I had a choice: pull the plug on a  collaboration I'd been negotiating for weeks, or promote a product that didn't completely align with my business. Either way, I risked losing short-term growth, long-term reputation, and relationships in the industry.

Where's that crystal ball when you need one?

Leading an organization is not a walk in the park, especially when it comes to decision making. The bigger your business, the bigger the decisions you have to make, and the more quickly you have to make them. Worse, the bigger your business, the higher the stakes--not just for you personally, but also for your employees, investors, and customers.

And since you're the leader, if the decision you make is a poor one, you have nobody to blame but yourself.

Decision making: Nobody said it was easy.

Decisions are binary--you can go left or right. But certainty is not. You're rarely 100 percent sure of one alternative over another. Worse, sometimes options appear equally good, or equally bad.

And, of course, not deciding is the worst, because then circumstances will make the decision for you.
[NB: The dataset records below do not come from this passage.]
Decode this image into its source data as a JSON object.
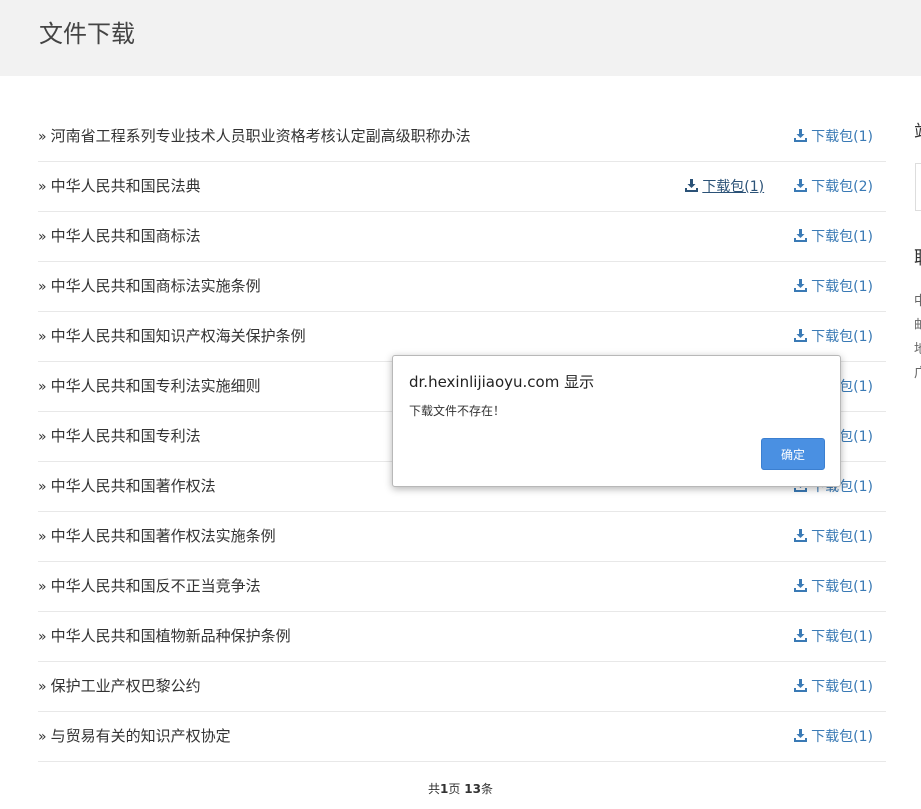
{
  "header": {
    "title": "文件下载"
  },
  "files": [
    {
      "name": "河南省工程系列专业技术人员职业资格考核认定副高级职称办法",
      "downloads": [
        {
          "label": "下载包(1)",
          "style": "normal"
        }
      ]
    },
    {
      "name": "中华人民共和国民法典",
      "downloads": [
        {
          "label": "下载包(1)",
          "style": "visited"
        },
        {
          "label": "下载包(2)",
          "style": "normal"
        }
      ]
    },
    {
      "name": "中华人民共和国商标法",
      "downloads": [
        {
          "label": "下载包(1)",
          "style": "normal"
        }
      ]
    },
    {
      "name": "中华人民共和国商标法实施条例",
      "downloads": [
        {
          "label": "下载包(1)",
          "style": "normal"
        }
      ]
    },
    {
      "name": "中华人民共和国知识产权海关保护条例",
      "downloads": [
        {
          "label": "下载包(1)",
          "style": "normal"
        }
      ]
    },
    {
      "name": "中华人民共和国专利法实施细则",
      "downloads": [
        {
          "label": "下载包(1)",
          "style": "normal"
        }
      ]
    },
    {
      "name": "中华人民共和国专利法",
      "downloads": [
        {
          "label": "下载包(1)",
          "style": "normal"
        }
      ]
    },
    {
      "name": "中华人民共和国著作权法",
      "downloads": [
        {
          "label": "下载包(1)",
          "style": "normal"
        }
      ]
    },
    {
      "name": "中华人民共和国著作权法实施条例",
      "downloads": [
        {
          "label": "下载包(1)",
          "style": "normal"
        }
      ]
    },
    {
      "name": "中华人民共和国反不正当竞争法",
      "downloads": [
        {
          "label": "下载包(1)",
          "style": "normal"
        }
      ]
    },
    {
      "name": "中华人民共和国植物新品种保护条例",
      "downloads": [
        {
          "label": "下载包(1)",
          "style": "normal"
        }
      ]
    },
    {
      "name": "保护工业产权巴黎公约",
      "downloads": [
        {
          "label": "下载包(1)",
          "style": "normal"
        }
      ]
    },
    {
      "name": "与贸易有关的知识产权协定",
      "downloads": [
        {
          "label": "下载包(1)",
          "style": "normal"
        }
      ]
    }
  ],
  "bullet": "»",
  "pager": {
    "prefix": "共",
    "pages": "1",
    "page_unit": "页 ",
    "count": "13",
    "count_unit": "条"
  },
  "sidebar": {
    "heading1": "站",
    "heading2": "联",
    "text_lines": [
      "中",
      "邮",
      "地",
      "广"
    ]
  },
  "dialog": {
    "title": "dr.hexinlijiaoyu.com 显示",
    "message": "下载文件不存在！",
    "ok_label": "确定"
  },
  "colors": {
    "link": "#3a7ab5",
    "link_visited": "#2b5277",
    "header_bg": "#f2f2f2",
    "button": "#4a90e2"
  },
  "icons": {
    "download": "download-icon",
    "bullet": "double-chevron-right"
  }
}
Ben Horowitz considers decision making one of the hard things about leading a business. In The Hard Thing About Hard Things: Building a Business When There Are No Easy Answers, Horowitz says, "Hard things are hard because there are no easy answers or recipes. They are hard because your emotions are at odds with your logic. They are hard because you don't have the answer and you cannot ask for help without showing weakness."
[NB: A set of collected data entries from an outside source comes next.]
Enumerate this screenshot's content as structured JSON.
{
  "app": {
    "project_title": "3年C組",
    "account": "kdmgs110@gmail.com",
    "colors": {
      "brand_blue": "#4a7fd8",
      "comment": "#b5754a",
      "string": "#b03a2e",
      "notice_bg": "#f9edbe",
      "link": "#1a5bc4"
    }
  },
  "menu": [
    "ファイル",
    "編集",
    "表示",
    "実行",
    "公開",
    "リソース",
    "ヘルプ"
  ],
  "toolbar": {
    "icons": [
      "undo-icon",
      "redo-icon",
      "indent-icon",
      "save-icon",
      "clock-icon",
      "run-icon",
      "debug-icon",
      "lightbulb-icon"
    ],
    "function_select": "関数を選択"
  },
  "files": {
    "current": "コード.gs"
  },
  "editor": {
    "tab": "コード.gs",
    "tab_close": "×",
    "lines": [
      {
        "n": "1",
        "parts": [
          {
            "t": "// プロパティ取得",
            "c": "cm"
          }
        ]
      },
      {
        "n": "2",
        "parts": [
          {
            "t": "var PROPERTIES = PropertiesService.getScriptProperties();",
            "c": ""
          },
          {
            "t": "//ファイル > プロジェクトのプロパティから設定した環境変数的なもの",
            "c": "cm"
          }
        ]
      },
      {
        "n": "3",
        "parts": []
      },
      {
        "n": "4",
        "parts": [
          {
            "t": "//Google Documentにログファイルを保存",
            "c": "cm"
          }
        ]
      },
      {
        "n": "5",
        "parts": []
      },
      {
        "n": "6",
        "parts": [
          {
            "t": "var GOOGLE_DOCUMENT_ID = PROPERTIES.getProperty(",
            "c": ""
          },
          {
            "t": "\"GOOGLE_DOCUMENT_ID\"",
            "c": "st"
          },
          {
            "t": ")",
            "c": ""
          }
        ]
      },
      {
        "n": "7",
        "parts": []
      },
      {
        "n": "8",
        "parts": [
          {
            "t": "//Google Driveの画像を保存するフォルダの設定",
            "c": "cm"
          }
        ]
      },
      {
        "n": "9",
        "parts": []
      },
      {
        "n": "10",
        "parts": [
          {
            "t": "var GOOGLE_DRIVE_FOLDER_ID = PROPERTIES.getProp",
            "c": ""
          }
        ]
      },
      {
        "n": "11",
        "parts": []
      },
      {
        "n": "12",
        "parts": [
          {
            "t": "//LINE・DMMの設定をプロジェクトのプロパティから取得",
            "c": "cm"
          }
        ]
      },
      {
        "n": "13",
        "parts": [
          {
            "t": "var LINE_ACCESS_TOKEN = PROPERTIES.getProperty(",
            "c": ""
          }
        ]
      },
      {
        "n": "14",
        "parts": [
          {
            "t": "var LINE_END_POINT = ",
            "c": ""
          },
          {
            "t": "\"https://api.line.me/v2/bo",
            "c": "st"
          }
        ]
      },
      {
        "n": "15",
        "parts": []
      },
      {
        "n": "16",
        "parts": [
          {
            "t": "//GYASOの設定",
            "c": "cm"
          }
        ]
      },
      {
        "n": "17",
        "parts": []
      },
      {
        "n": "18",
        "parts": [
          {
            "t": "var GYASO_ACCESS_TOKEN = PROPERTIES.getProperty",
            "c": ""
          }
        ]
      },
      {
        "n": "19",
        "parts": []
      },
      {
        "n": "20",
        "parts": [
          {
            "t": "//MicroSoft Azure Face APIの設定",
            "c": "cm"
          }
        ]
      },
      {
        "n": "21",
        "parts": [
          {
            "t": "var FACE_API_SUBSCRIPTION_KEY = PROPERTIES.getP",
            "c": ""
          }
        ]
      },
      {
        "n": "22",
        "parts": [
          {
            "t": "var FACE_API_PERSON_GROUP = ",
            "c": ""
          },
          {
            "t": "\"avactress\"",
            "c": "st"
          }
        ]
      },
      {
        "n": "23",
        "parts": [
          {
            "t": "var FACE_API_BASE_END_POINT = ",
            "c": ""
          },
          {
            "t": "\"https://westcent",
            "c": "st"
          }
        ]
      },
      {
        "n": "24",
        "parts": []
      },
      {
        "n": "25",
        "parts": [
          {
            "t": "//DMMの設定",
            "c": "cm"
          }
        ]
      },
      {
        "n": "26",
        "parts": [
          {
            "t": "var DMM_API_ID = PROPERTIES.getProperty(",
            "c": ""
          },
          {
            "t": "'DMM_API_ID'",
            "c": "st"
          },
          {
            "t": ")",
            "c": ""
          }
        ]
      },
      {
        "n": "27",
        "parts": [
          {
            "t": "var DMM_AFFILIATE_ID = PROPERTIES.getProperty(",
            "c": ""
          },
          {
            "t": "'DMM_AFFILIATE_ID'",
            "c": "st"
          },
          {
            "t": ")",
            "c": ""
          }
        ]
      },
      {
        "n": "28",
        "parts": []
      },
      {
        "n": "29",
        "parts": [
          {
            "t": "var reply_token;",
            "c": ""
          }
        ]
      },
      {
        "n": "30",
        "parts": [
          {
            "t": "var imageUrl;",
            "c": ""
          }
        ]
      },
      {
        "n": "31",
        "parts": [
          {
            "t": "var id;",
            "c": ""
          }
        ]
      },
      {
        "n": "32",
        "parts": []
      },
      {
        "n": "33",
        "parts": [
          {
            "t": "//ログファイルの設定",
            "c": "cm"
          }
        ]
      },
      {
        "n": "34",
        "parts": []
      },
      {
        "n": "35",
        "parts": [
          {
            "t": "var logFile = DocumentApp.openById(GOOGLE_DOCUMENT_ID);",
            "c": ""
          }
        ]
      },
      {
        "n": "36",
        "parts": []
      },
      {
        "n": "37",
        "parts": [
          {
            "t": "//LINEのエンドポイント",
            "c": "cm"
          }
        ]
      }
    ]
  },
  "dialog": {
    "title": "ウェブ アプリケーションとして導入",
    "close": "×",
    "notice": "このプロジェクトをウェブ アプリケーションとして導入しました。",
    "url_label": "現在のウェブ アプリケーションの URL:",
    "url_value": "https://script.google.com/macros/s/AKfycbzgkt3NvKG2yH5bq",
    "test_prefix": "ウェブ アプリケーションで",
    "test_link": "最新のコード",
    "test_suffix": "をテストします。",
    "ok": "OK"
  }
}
Decision making can be particularly difficult for leaders who are "twos," according to Horowitz. "Ones" are comfortable with making critical decisions, even if they have insufficient data. They don't get overly anxious about the consequences. In contrast, twos get eaten up by making big decisions in the face of uncertainty. They prefer to execute rather than make big, strategic decisions.
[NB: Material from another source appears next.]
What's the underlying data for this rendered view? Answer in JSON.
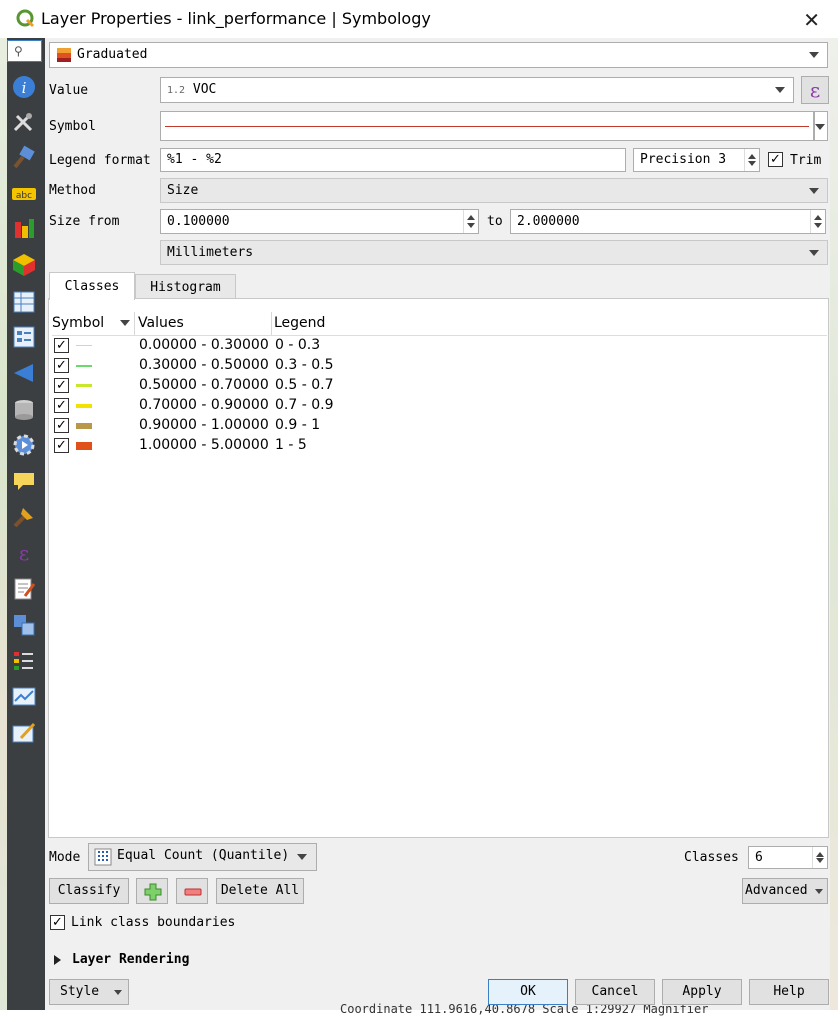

But whether you're a one or a two, you can't escape making critical decisions.

The solution? There is no solution.

There are no magic formulas for correct decision making. This doesn't mean you should make careless decisions. If you're not sure which way to go, because you need more information, then by all means get as much information as you can in the time you have available. Management consulting firm McKinsey & Company found that strategic planning processes and quality discussion generate good decisions.

But if it's not likely that you're going to get much more sure, then make the best decision you can with the information you do have.

Horowitz also advocates for CEOs to systematically gather knowledge as they go about their daily activities, so that when decision making time comes, they will already have as much information as they need. These are some of the questions he says CEOs must always be asking:

  • What are the competitors likely to do?
  • What are the true capabilities of the organization and how can you maximize them?
  • How much financial risk does this imply?

Get comfortable with the discomfort.

Let go of the expectation that you'll always make the right decision. Even Warren Buffett admits, "I've made lots of dumb decisions. That's part of the game."

Horowitz says CEOs need courage: to make decisions even when they're unsure, and to make the correct decision even when it's not the popular one. Fortunately, courage can be developed. "Every time you make the hard, correct decision," Horowitz says, "you become a bit more courageous."

In my case, I decided to make the potentially unpopular decision to discontinue the collaboration. Was it the right decision? Time will tell.

The ability to be comfortable with taking calculated risks is precisely what sets CEOs apart from other executives. The more you do it, the more comfortable and the more courageous you'll get.